Few seem to know that the cost of these two behemoth programs exceeds the Pentagon's budget.
This contraption of private insurance paid by employers, co-pays paid by employees and state programs guarantees paperwork consumes an estimated 40% of all healthcare expenditures. How is that for inefficiency and needless expense?

Employees and the self-employed are expected to pay their co-pays and fees but without giving them true choice. Most regions are served by two or three insurers, i.e. a cartel. The "choice" is purely illusory, and the result is soaring costs.

Healthcare in 2015 ($4 trillion) accounts for almost 23% of U.S. GDP. ($17.4 trillion)



Some will quibble that the U.S. spends "only" $3.3 trillion on healthcare, but the salient question is: how much of this enormous expense is "fat," i.e. waste, needless or counterproductive tests, meds and procedures, paperwork, claims, counter-claims, fraud, cartel collusion, government patronage and protection of private profiteering, etc.?

I present the photo of human blood that has been spun in a centrifuge as a metaphor for U.S. healthcare. Red blood cells (heavier) are on the bottom.
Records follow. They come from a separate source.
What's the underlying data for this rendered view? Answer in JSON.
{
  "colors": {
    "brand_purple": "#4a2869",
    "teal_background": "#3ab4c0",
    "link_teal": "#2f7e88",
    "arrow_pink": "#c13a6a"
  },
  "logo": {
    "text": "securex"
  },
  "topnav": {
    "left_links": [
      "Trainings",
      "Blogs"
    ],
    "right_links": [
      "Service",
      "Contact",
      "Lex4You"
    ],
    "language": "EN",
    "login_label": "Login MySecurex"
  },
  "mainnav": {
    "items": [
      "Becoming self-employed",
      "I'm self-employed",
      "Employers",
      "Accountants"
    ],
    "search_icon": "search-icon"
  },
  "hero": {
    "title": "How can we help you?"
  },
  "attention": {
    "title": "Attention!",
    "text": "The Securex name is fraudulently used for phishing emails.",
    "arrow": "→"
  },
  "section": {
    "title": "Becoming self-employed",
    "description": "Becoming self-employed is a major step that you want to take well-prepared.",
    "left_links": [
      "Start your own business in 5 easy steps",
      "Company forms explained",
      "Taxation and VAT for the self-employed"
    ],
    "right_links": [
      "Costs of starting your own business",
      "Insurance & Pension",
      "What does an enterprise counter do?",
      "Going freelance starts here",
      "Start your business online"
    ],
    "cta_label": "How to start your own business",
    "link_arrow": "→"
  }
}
Above is the serum, which is normally clear and yellow tinged. This serum is opaque and buttery looking due to very high fats (hyperlipidemia).
It is abundantly clear to anyone who peeks beneath the surface of America's state-cartel healthcare system that roughly half of all expenditures are needless, counterproductive, profiteering, fraud, etc., compared to a system that was actually designed to be efficient, transparent, and that gave consumers real choices, real power and real responsibilities.

U.S. healthcare isn't just an historical accident--it is a fatal accident waiting to happen. Anyone who thinks this system is effective and sustainable will be disabused of that fantasy within the next decade.